Visitors could quickly connect the dots between storage, inverters, and microinverters through simplified messaging and zoning.
At RE+, attention spans are short and product complexity is high. The goal isn’t to say everything—it’s to make the first 10 seconds work: clear category signal, a clean demo surface, and a path that lets staff repeat the same story without congestion. For HyxiPower, we treated execution as part of design—power planning, labeling, and sequencing—so the booth stayed calm even when the hall got busy.
FAQ
Q1: What booth size works well for energy storage and inverter demos at RE+?
A: A 20×30 is a strong middle ground—large enough for multiple demo counters and storage messaging, but still manageable for staffing and traffic control when zoning is clear.

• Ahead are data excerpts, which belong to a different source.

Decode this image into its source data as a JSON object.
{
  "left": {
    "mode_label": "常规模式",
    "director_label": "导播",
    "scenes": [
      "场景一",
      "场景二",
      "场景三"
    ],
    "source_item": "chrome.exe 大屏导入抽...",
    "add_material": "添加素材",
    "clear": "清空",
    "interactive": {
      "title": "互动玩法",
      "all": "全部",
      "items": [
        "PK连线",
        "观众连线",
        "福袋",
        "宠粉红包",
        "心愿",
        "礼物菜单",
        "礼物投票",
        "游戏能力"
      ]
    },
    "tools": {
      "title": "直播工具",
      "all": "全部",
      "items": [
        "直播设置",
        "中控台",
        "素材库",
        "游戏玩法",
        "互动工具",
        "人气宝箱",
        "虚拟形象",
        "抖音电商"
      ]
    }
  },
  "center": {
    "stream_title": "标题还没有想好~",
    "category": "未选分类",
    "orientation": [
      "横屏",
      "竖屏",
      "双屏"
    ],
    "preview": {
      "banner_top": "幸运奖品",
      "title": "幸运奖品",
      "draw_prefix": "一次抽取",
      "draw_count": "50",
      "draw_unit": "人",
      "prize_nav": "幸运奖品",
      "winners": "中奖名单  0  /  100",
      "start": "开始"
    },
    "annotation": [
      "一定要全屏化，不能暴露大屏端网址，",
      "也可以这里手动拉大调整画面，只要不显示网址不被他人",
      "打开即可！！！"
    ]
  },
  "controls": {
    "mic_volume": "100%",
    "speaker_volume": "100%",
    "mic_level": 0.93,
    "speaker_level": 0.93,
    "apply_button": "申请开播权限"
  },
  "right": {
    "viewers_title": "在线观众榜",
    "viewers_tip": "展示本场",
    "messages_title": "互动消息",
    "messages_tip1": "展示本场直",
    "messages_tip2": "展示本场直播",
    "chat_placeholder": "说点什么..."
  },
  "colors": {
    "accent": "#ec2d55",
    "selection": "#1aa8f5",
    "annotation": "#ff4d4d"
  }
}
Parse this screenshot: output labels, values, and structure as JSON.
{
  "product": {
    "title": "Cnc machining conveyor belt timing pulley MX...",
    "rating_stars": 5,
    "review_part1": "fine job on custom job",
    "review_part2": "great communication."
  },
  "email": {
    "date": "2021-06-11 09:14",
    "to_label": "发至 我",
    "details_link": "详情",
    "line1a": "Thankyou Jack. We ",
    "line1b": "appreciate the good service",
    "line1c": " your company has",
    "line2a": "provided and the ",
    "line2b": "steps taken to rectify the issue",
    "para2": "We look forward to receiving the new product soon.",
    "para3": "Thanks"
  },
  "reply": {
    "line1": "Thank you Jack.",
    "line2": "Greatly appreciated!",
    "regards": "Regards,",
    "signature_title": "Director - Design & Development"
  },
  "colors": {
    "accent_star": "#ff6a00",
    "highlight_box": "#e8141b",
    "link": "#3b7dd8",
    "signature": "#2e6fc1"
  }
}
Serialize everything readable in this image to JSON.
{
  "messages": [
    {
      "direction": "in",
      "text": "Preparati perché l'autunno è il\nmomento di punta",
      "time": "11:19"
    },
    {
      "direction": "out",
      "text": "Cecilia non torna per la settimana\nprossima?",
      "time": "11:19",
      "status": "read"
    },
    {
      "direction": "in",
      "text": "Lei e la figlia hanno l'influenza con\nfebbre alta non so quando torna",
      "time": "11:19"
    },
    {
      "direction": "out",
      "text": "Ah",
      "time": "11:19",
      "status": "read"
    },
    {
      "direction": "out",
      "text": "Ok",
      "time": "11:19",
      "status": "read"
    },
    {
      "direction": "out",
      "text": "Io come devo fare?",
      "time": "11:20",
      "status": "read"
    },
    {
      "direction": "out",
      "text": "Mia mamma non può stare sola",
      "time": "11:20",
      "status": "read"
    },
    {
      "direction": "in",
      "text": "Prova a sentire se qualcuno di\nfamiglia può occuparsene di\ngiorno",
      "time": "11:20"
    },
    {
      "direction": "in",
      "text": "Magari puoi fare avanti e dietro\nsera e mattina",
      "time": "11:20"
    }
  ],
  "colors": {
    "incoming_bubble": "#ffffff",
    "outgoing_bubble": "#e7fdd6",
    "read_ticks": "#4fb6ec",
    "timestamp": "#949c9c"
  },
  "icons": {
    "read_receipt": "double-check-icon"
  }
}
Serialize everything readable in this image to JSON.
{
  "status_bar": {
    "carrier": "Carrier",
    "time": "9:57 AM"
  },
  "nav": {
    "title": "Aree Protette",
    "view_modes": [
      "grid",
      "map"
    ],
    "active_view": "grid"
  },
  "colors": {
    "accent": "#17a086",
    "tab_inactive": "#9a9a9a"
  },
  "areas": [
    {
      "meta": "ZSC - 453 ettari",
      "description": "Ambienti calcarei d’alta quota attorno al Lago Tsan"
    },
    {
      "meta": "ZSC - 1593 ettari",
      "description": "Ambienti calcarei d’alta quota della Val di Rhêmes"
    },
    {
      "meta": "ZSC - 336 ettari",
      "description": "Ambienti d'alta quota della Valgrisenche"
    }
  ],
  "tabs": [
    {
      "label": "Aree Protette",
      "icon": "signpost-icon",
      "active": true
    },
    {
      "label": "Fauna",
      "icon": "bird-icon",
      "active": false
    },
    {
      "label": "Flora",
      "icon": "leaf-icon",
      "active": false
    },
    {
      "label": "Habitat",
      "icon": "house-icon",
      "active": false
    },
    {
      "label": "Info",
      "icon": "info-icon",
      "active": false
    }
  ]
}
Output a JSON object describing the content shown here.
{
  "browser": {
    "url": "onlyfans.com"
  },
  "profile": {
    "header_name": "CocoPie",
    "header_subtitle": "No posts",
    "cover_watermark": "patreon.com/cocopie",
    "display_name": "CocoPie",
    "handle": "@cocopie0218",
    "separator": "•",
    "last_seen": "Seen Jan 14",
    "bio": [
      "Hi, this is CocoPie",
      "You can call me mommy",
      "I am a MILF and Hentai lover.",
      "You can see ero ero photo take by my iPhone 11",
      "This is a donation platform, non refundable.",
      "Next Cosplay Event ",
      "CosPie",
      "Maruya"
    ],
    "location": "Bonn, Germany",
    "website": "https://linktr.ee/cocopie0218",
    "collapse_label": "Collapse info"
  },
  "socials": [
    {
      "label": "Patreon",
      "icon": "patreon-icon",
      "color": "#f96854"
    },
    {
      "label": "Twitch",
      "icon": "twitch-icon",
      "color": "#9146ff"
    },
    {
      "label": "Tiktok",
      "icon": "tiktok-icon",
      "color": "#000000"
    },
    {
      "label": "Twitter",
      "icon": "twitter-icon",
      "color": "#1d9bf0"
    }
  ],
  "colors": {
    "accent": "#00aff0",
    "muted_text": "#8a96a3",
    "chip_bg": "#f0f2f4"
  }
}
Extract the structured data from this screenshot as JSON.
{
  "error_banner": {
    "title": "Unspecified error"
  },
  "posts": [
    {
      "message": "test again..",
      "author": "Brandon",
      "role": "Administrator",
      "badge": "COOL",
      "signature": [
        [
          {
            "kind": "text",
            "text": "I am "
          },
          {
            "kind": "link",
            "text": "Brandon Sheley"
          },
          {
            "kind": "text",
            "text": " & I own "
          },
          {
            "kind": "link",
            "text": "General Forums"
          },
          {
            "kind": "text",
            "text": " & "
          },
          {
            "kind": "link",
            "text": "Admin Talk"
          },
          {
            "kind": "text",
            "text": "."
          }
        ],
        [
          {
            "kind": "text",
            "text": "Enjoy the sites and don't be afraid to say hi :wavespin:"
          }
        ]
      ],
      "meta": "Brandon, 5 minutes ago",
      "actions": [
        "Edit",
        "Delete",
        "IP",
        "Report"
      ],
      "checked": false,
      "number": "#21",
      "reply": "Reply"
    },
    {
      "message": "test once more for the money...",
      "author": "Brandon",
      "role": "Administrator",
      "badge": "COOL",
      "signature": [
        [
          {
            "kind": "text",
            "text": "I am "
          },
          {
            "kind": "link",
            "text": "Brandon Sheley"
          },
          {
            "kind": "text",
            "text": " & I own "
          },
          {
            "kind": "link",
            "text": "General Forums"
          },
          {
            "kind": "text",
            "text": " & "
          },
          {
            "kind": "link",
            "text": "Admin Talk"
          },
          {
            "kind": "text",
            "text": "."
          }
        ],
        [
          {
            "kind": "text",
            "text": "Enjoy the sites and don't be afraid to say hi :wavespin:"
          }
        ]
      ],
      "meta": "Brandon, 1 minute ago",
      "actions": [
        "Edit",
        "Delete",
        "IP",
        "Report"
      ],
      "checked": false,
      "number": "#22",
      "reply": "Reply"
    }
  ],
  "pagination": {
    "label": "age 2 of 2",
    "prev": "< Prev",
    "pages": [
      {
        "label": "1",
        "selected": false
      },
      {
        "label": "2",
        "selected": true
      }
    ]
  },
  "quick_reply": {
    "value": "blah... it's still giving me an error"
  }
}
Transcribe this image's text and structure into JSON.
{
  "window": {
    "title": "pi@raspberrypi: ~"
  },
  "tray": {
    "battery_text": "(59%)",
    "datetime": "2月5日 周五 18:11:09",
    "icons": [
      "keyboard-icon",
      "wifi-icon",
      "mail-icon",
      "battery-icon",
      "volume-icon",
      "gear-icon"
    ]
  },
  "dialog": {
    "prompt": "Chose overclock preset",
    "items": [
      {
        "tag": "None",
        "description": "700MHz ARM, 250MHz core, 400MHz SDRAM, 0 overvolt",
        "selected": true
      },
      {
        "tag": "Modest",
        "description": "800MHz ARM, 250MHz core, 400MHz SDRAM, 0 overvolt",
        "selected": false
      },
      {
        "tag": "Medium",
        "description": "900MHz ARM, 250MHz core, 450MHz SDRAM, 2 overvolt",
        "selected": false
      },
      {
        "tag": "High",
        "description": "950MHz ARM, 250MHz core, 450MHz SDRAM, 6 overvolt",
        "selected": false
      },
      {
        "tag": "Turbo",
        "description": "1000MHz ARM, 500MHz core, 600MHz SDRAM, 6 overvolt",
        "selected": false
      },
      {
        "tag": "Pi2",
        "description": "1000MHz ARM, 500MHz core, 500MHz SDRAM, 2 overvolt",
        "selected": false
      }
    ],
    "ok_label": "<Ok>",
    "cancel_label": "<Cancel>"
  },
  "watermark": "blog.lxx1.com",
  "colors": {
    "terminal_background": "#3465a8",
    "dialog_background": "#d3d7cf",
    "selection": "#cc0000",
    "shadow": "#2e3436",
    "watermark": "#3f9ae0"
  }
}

Q2: How do you keep power and cables clean in a demo-heavy booth?
A: Plan dedicated equipment zones, fixed screen locations, and protected cable paths early—so power distribution and AV routing don’t end up visible on the show floor.
Q3: Is a hanging sign worth it for RE+ exhibitors?
A: If the hall is competitive and aisles are wide, a hanging sign helps with distance recognition—but it must align with rigging coordination and install sequencing.
Q4: What messaging format works best for complex clean energy products?
A: Use “category-first” headings tied to real objects—battery storage, inverters, microinverters, backup power—so visitors can understand the story before staff engagement.
Q5: What should be planned early to avoid install delays at Anaheim Convention Center?
A: Confirm freight timing, labor calls, electrical readiness, and crate labeling/sequence—so counters, graphics, and AV install in the right order without rework.